A revocable living trust may be an ideal way to circumvent Maryland probate laws. It may also help you keep the terms of your estate plan private, which can be beneficial if you’re worried about family infighting or other issues after you’re gone. However, it may not necessarily help shield assets from being taken to satisfy outstanding debts.
You still control the assets
As a general rule, you maintain full control over assets placed in a living trust. Therefore, creditors may be able to seize them if they were used to secure loans. It may also be possible for the government to get its hands on assets that are currently in a revocable trust if there’s sufficient reason to take them.
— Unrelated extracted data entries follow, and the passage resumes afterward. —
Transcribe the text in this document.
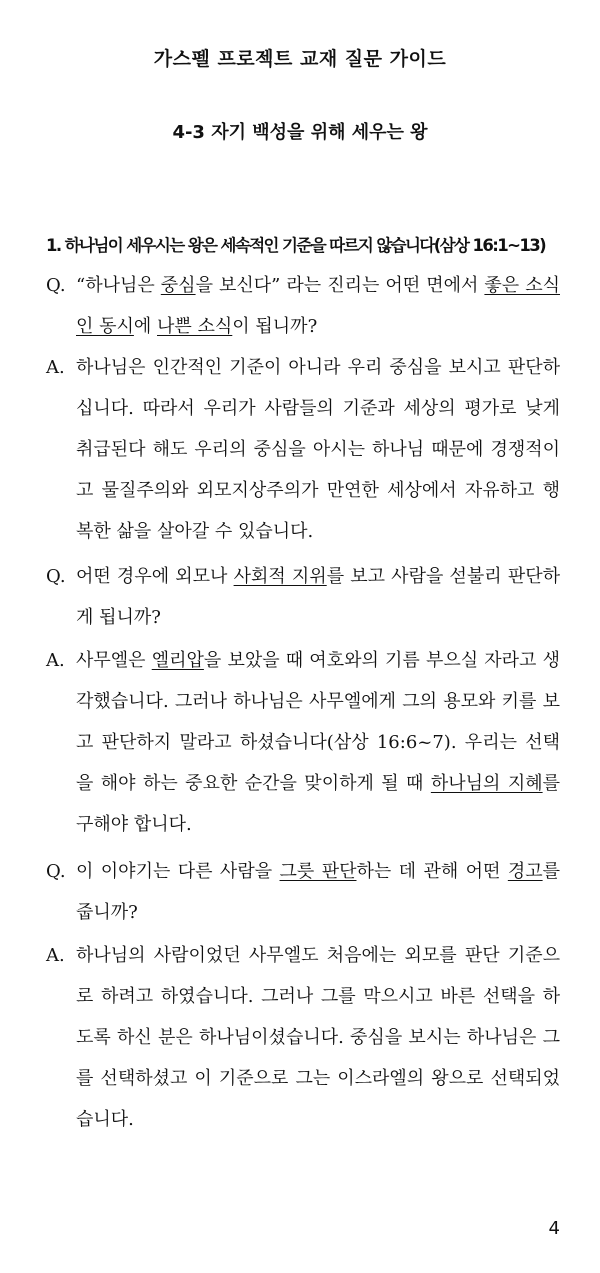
가스펠 프로젝트 교재 질문 가이드
4-3 자기 백성을 위해 세우는 왕
1. 하나님이 세우시는 왕은 세속적인 기준을 따르지 않습니다(삼상 16:1~13)
Q. “하나님은 중심을 보신다” 라는 진리는 어떤 면에서 좋은 소식인 동시에 나쁜 소식이 됩니까?
A. 하나님은 인간적인 기준이 아니라 우리 중심을 보시고 판단하십니다. 따라서 우리가 사람들의 기준과 세상의 평가로 낮게 취급된다 해도 우리의 중심을 아시는 하나님 때문에 경쟁적이고 물질주의와 외모지상주의가 만연한 세상에서 자유하고 행복한 삶을 살아갈 수 있습니다.
Q. 어떤 경우에 외모나 사회적 지위를 보고 사람을 섣불리 판단하게 됩니까?
A. 사무엘은 엘리압을 보았을 때 여호와의 기름 부으실 자라고 생각했습니다. 그러나 하나님은 사무엘에게 그의 용모와 키를 보고 판단하지 말라고 하셨습니다(삼상 16:6~7). 우리는 선택을 해야 하는 중요한 순간을 맞이하게 될 때 하나님의 지혜를 구해야 합니다.
Q. 이 이야기는 다른 사람을 그릇 판단하는 데 관해 어떤 경고를 줍니까?
A. 하나님의 사람이었던 사무엘도 처음에는 외모를 판단 기준으로 하려고 하였습니다. 그러나 그를 막으시고 바른 선택을 하도록 하신 분은 하나님이셨습니다. 중심을 보시는 하나님은 그를 선택하셨고 이 기준으로 그는 이스라엘의 왕으로 선택되었습니다.
4
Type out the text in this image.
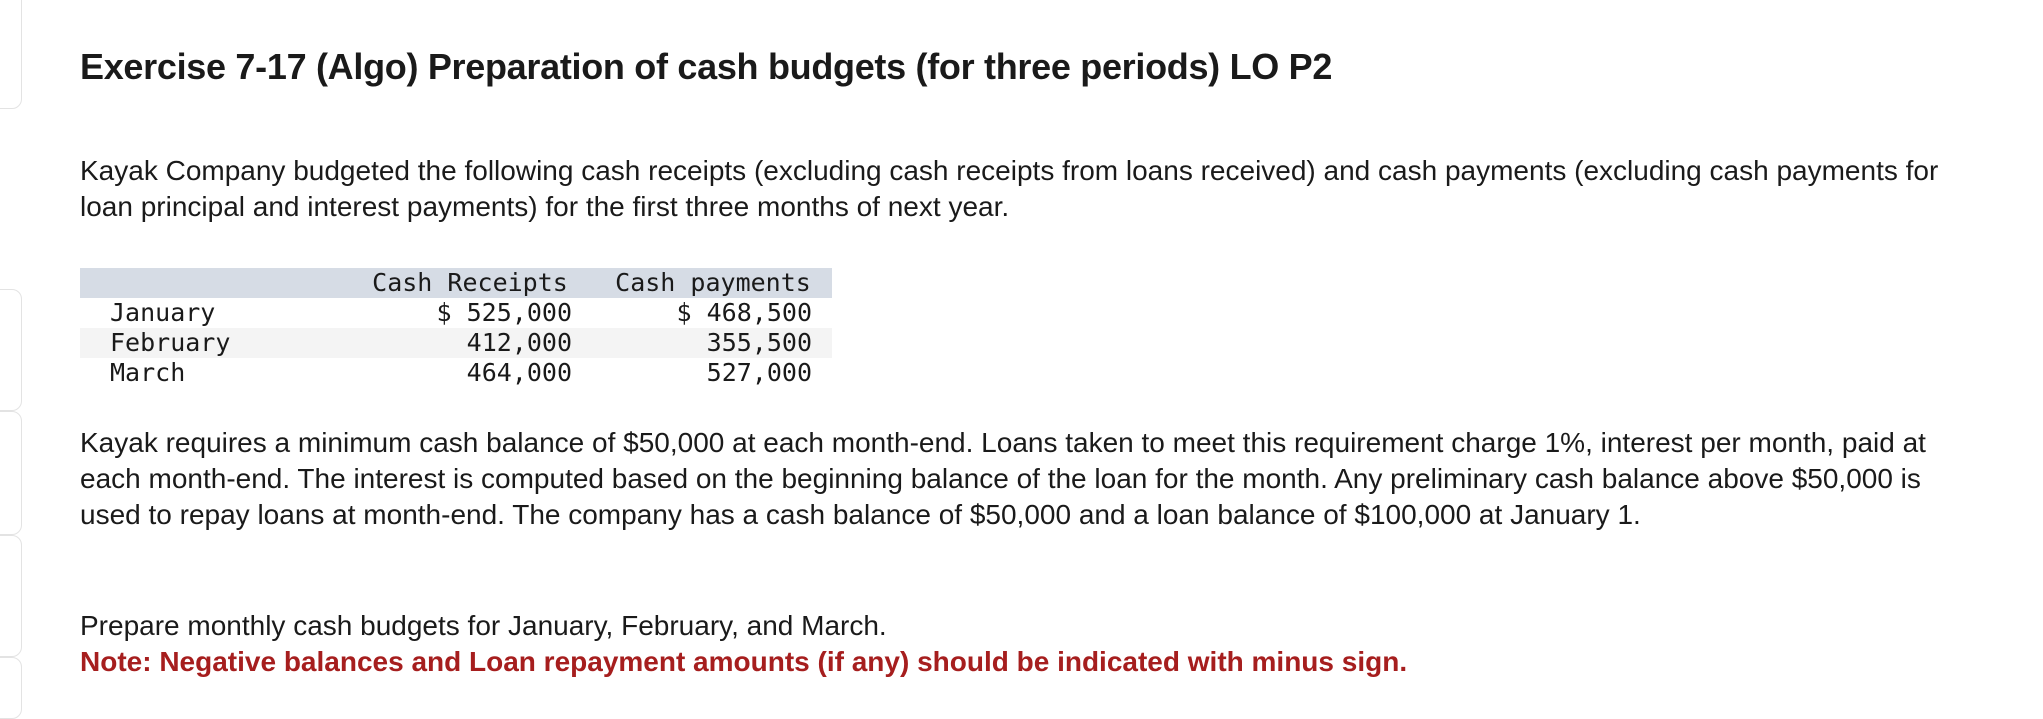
Exercise 7-17 (Algo) Preparation of cash budgets (for three periods) LO P2

Kayak Company budgeted the following cash receipts (excluding cash receipts from loans received) and cash payments (excluding cash payments for loan principal and interest payments) for the first three months of next year.

	Cash Receipts	Cash payments
January	$ 525,000	$ 468,500
February	412,000	355,500
March	464,000	527,000

Kayak requires a minimum cash balance of $50,000 at each month-end. Loans taken to meet this requirement charge 1%, interest per month, paid at each month-end. The interest is computed based on the beginning balance of the loan for the month. Any preliminary cash balance above $50,000 is used to repay loans at month-end. The company has a cash balance of $50,000 and a loan balance of $100,000 at January 1.

Prepare monthly cash budgets for January, February, and March.

Note: Negative balances and Loan repayment amounts (if any) should be indicated with minus sign.
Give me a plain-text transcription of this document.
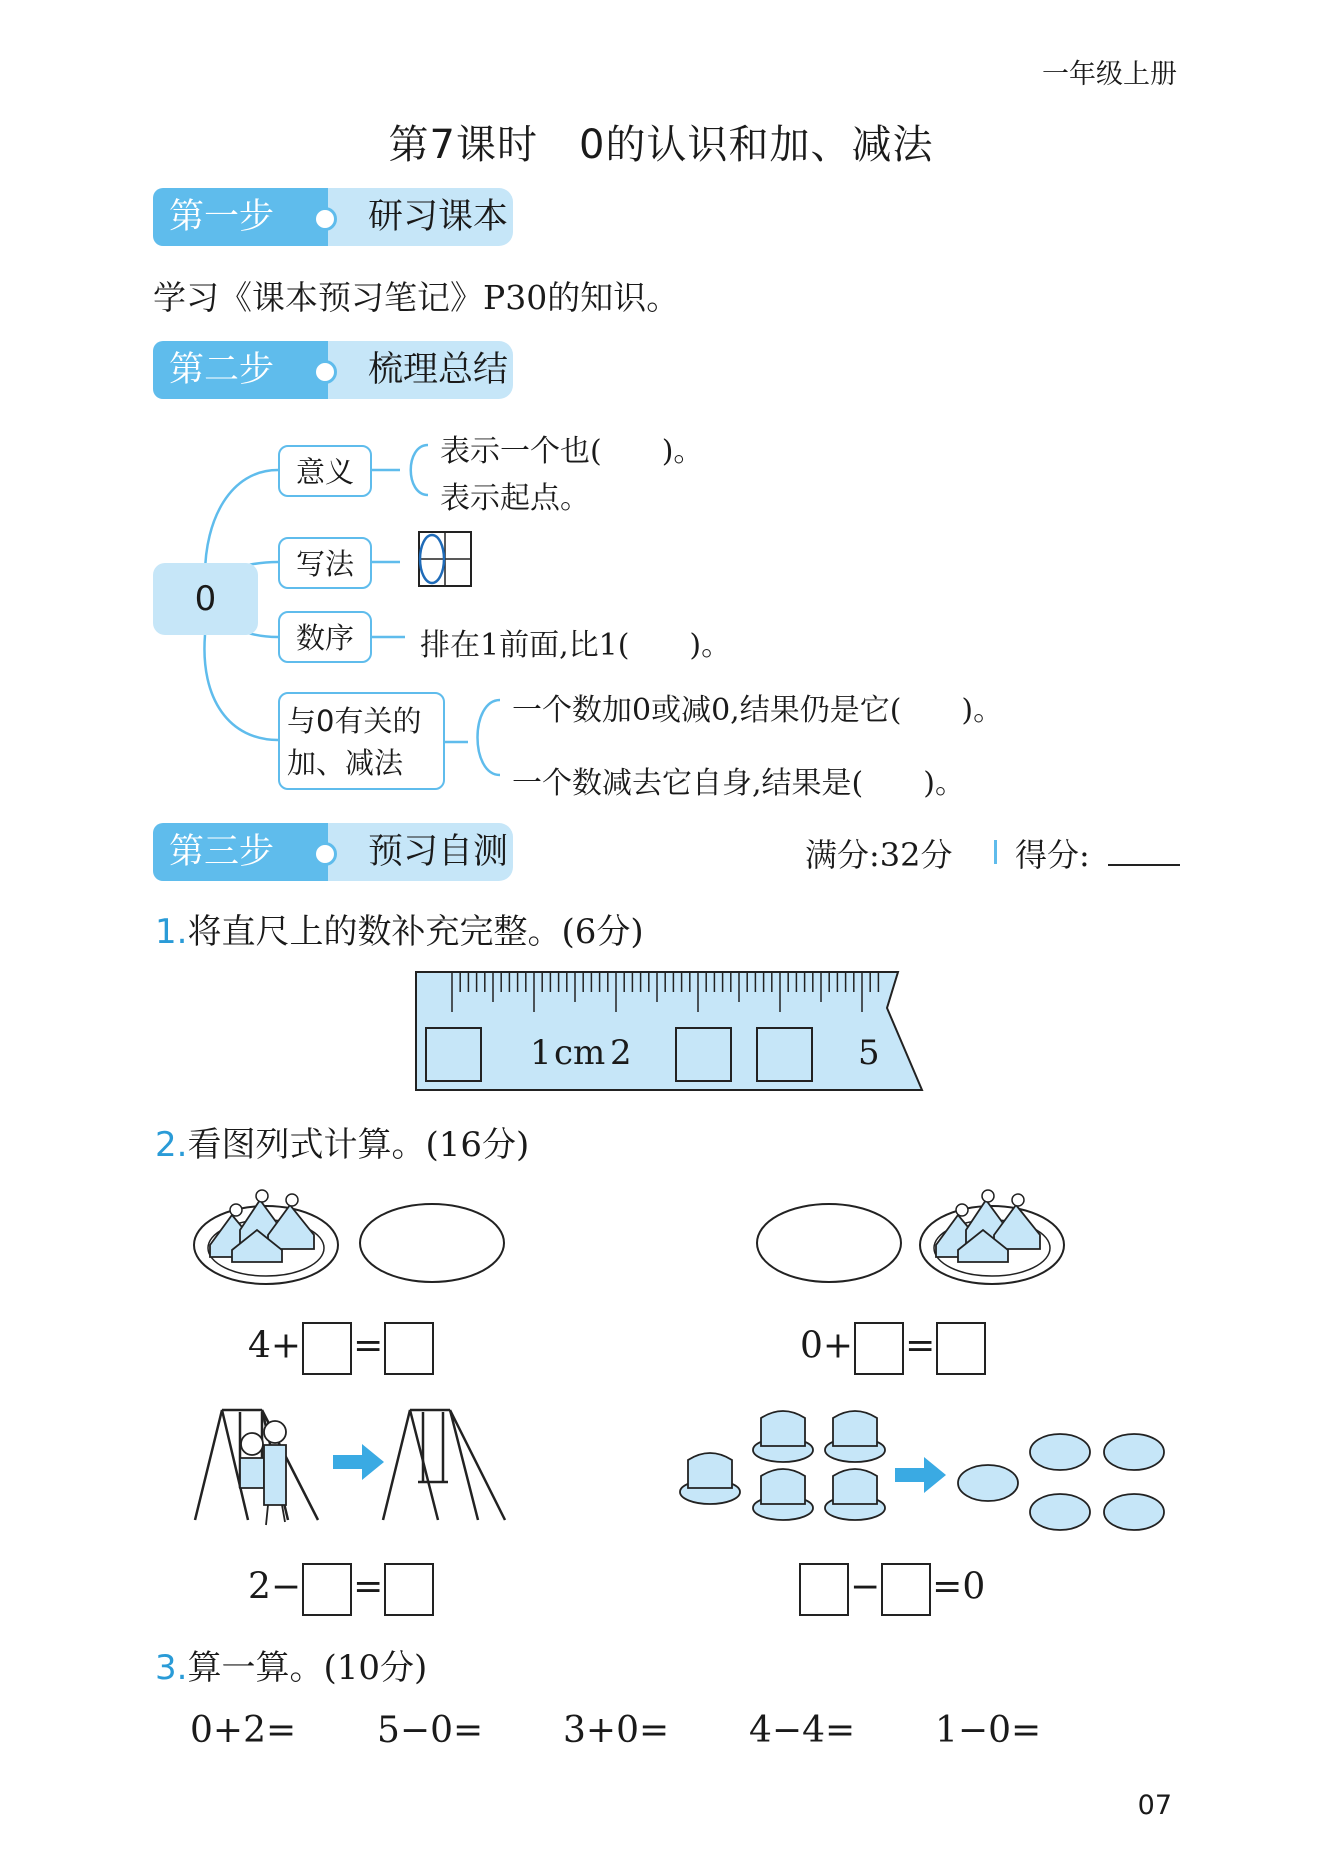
一年级上册
第7课时　0的认识和加、减法
第一步	研习课本
学习《课本预习笔记》P30的知识。
第二步	梳理总结
0
意义
写法
数序
与0有关的
加、减法
表示一个也(　　)。
表示起点。
排在1前面,比1(　　)。
一个数加0或减0,结果仍是它(　　)。
一个数减去它自身,结果是(　　)。
第三步	预习自测	满分:32分 得分:
1.将直尺上的数补充完整。(6分)
1 cm 2	5
2.看图列式计算。(16分)
4+ =	0+ =
2− =	− =0
3.算一算。(10分)
0+2= 5−0= 3+0= 4−4= 1−0=
07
Trusts must be created under the right circumstances
Trusts need to be created for legitimate, valid reasons under the right circumstances, and if there’s doubt of that, it’s possible they may be contested. For example, the settlor must be of sound mind and not be under any type of influence that led them to create the trust in the first place.
The trust must be funded
A non-funded trust is simply a piece of paper with instructions. If assets aren’t titled in the trust’s name, there’s nothing the trust can do to manage them on your behalf. Even if you are the trustee, assets that aren’t titled in the trust’s name would still be considered part of your estate. Ultimately, reviewing the status of property you want to hold outside of your estate should be a top priority during your annual estate planning sessions.
Wills, trusts or other estate planning documents that aren’t drafted or executed properly may be invalidated. This might mean that assets go to beneficiaries who you don’t have a strong relationship with, lead to family infighting or result in other potentially costly problems.